NVIDIA-AI-IOT / Lidar_AI_Solution

A project demonstrating Lidar related AI solutions, including three GPU accelerated Lidar/camera DL networks (PointPillars, CenterPoint, BEVFusion) and the related libs (cuPCL, 3D SparseConvolution, YUV2RGB, cuOSD,).
Other
1.19k stars 204 forks source link

Spconv Engine Implementation #256

Open barrydoooit opened 1 week ago

barrydoooit commented 1 week ago

Hi @hopef !

I found a huge gap of inference latency on orin of BEVFusion's lidar-scn backbone, between using the engine returned by spconv::load_engine_from_onnx(30ms) and using the original pytorch implementation(100ms). Therefore I want to check how is that spconv engine handling the forward process and I wonder where may we get the implementation of that Spconv Engine class (defined in engine.hpp?

I suppose it's in the libspconv, but I got no clue of existence of this class from traveller59's spconv repo. Is it implemented additionally along with this Lidar_AI_Solution project and would not be released? Looking forward to your reply.

hopef commented 1 week ago

I'm sorry, but unfortunately we have no plan to public the libspconv.so. The libspconv.so in our repository is independent of other implementations. Therefore, you may not find the class in the third repository. Please feel free to commit any questions you encounter.

BR, Thanks

barrydoooit commented 1 week ago

Hi @hopef, Thank you for the clarification. It's a pity missing the chance to inspect the techniques used to achieve such significant acceleration. Nevertheless, may I learn about what could be the rationale for your custom spconv inference engine to run 3 times faster than the pytorch implementation? In other words, is the acceleration primarily credited to the refined memory management like in TensorRT, or to your algorithmic improvements in the SparseConv kernels?
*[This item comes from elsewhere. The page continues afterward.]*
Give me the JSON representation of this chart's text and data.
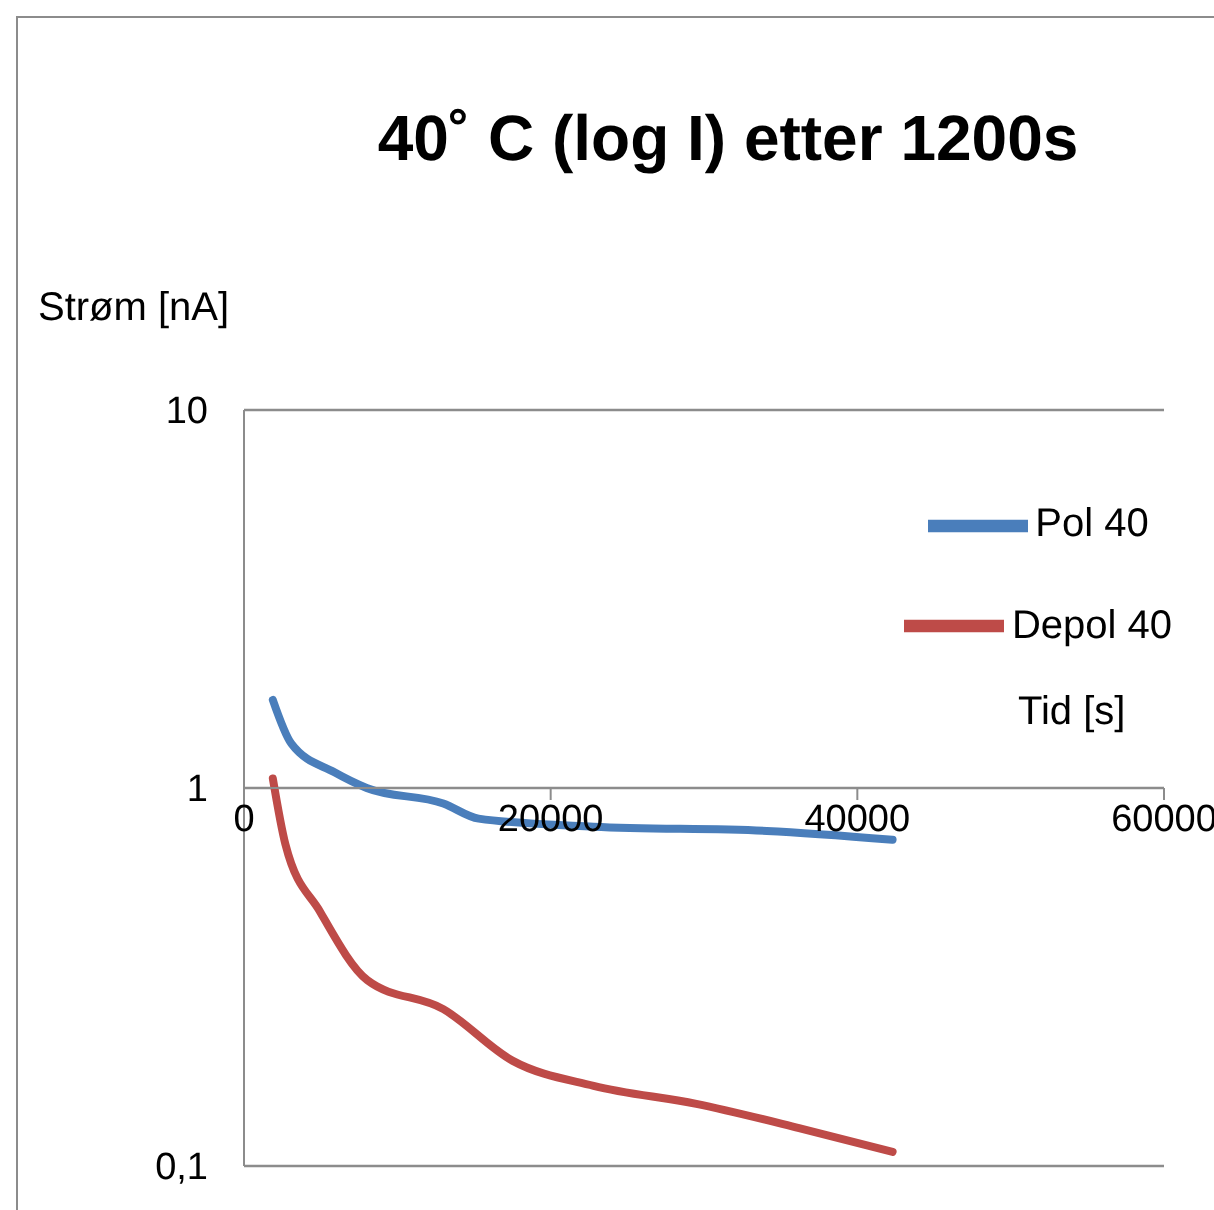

hopef commented 1 week ago

First of all, I want to clarify that there is no leading or different acceleration technology here. The following might be worth considering:

  1. Inference on FP32, FP16 or INT8? Their speed gap is very significant.
  2. Reuse the rule book in different layers is important for inference latency.
  3. Some memory reuse strategies will be more friendly.
  4. Layer fusion has also been utilized.